ReMA+ consistently outperformed the baseline, validating the hypothesis. Building on this, Dr. MAMR trains restart behavior directly using a special <restart> token. When emitted, the agent discards previous reasoning and restarts from a clean, consolidated state.

But not all restarts are helpful—so Dr. MAMR defines a verifiable reward function to decide when a restart deserves credit:

  • Reward if a restart increases confidence in a correct result or decreases confidence in an incorrect one.
  • Penalize the opposite cases.

The mathematical formula for the verifiable restart reward.

“Restart reward evaluates whether discarding history improved the confidence in the final answer.”

This reward makes restart behavior learnable in RL rather than heuristic.

Finally, all signals are combined into one unified advantage function that captures correctness, causal influence, and effective restarts.

The final aggregated step-level advantage function for Dr. MAMR.

“Dr. MAMR’s training advantage combines outcome correctness, causal impact, and restart success.”


Experiments and Results: Dr. MAMR in Action

Overall Performance

Across seven math reasoning benchmarks, Dr. MAMR consistently surpassed all baselines—both the single‑agent GRPO and the original multi‑agent ReMA. ReMA’s lazy‑agent issue hurt performance; Dr. MAMR restored collaboration and achieved substantial gains.

Table showing performance results on seven math benchmarks. Dr. MAMR consistently outperforms all baselines, including GRPO and ReMA.

“Dr. MAMR converts a failing multi‑agent system into one that surpasses single‑agent reasoning.”

Inside the Training Process

A composite figure showing causal influence during training, mean reward curves, and pass@K performance.

“(a) Causal influence balances between agents under Dr. MAMR; (b) training remains stable; (c) performance scales better with more samples.”

Key observations:

  • Causal Influence: Under ReMA, the reasoning agent’s influence wanes; under Dr. MAMR, both agents grow together.
  • Training Stability: Dr. MAMR avoids collapse—its reward curve stays strong and steady.
  • Scaling Performance: As more attempts (K) are allowed, Dr. MAMR keeps gaining ground, reflecting richer reasoning diversity.

Component Importance

An ablation study confirms each module’s necessity. Removing normalization debias (ND), causal‑influence reward (CI), or restart behavior (RB) degrades performance.

Table from the ablation study showing that removing any of Dr. MAMR’s components degrades performance.

“Each component—debiasing, causal reward, restart—is essential for full performance.”


Conclusion: Building Better AI Teammates

The “lazy agent” problem reveals a deep truth about collaborative AI: simply linking two intelligent models doesn’t guarantee teamwork.
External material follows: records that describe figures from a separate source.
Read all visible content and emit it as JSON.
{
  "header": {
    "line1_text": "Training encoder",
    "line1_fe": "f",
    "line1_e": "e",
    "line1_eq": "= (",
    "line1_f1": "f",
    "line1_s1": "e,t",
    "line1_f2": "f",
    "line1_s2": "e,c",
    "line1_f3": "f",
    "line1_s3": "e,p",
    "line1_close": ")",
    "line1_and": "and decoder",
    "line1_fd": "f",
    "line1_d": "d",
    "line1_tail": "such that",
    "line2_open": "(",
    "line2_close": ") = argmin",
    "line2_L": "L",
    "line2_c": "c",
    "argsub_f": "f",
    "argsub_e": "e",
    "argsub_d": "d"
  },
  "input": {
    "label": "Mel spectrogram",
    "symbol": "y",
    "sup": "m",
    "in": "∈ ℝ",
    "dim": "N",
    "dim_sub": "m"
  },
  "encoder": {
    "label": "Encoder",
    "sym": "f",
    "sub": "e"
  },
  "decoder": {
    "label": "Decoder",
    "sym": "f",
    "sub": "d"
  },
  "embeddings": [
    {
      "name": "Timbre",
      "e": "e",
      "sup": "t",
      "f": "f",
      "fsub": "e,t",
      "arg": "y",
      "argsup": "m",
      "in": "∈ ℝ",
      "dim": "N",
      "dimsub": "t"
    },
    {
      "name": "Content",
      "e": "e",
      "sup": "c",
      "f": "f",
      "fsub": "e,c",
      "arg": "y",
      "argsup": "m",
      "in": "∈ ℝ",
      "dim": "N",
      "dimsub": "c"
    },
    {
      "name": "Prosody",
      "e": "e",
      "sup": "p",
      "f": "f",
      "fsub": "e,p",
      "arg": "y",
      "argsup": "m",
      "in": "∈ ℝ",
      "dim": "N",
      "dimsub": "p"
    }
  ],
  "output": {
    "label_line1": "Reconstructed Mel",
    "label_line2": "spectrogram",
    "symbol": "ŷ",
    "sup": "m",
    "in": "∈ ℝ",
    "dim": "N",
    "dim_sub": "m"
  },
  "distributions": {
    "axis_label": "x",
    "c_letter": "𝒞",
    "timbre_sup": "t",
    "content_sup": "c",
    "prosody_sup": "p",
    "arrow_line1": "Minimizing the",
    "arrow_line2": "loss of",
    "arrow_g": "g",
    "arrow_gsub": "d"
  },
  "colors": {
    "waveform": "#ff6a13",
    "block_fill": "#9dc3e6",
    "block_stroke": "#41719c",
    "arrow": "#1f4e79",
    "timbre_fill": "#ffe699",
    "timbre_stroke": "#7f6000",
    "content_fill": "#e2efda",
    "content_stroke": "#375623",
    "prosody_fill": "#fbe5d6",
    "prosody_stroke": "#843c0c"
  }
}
Their training objectives and incentives matter profoundly.

The paper’s contributions are threefold:

  1. Diagnosis: It pinpoints and theoretically explains the lazy‑agent issue stemming from multi‑turn loss normalization bias.
  2. Remedy: It introduces the Shapley‑inspired causal‑influence mechanism to reward meaningful contributions.
  3. Recovery: It designs a verifiable restart reward that teaches agents to recognize their own mistakes and reset when necessary.

With these innovations, Dr. MAMR transforms dysfunctional cooperation into synergistic reasoning. It’s a powerful demonstration of how thoughtful optimization design can turn AI agents from passive bystanders into active collaborators—pushing multi‑agent LLM reasoning ever closer to genuine teamwork.